Evvela 1917 Bolşevik devriminin sesini Asya'ya taşımak için Bakü'de, Doğu Halkları Kongresi'nde toplandılar.Sonra...
Devrimci coşkuyla 10 Eylül 1920'de, Türkiye'nin amele ve rençberlerinin öncü müfrezesini, Komünist Partisi'ni kurmak için bir araya geldiler...
Yabancı işgali ve iç savaşın kasıp kavurduğu Anadolu'ya dönme kararı aldılar.
Dört ay içinde hazırlanıp, yola çıktılar...
19 Aralık 1920'de Bakü'de başlayıp, 28/29 Ocak 1921'de Trabzon'da bitecek kanlı bir seyahatin kapısını araladılar.
İlkin sahte gülücüklerle, âlâyu vala ile Kars'ta karşılandılar...
Sonra Erzurum üzerinden Gümüşhane'ye, Bayburt'tan Maçka'ya kadar adeta sürek avı misali kovalandılar...

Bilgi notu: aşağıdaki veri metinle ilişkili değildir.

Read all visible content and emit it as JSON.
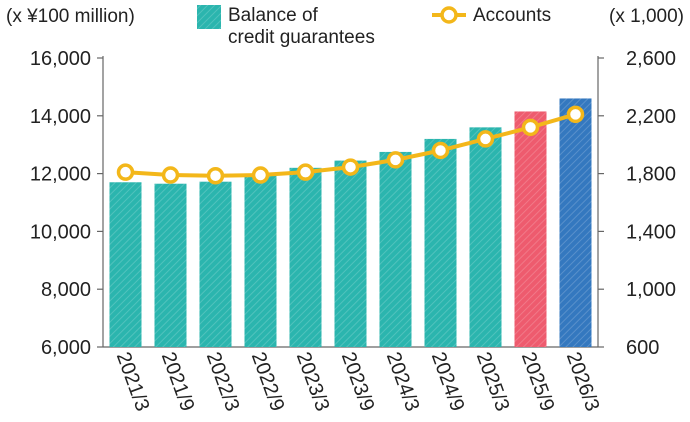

Trabzon'a vardıklarında Değirmendere'de valisi, kumandanı, kalpaklısı, sarıklısı, çetecisi, kaçakçısı onları bekliyordu.
Can pazarının ortasına düşen komünistler adına Mustafa Suphi seslendi:
"Mustafa Kemal Paşa'ya bağlılığımızı belirtmek için geldik. Lütfen müsaade ediniz. Muhabere edelim" dedi.
Ancak paşalar ölüm fermanını çoktan vermişlerdi.
Emrah Cilasun, onbeşlerin katledilmelerinin yüzüncü yılında, arşiv belgelerine dayanan kapsamlı araştırması ile Mustafa Suphi ve Yoldaşlarını Kim Öldürdü? sorusuna ve bu konuda ileri sürülen tezlere cevap veriyor.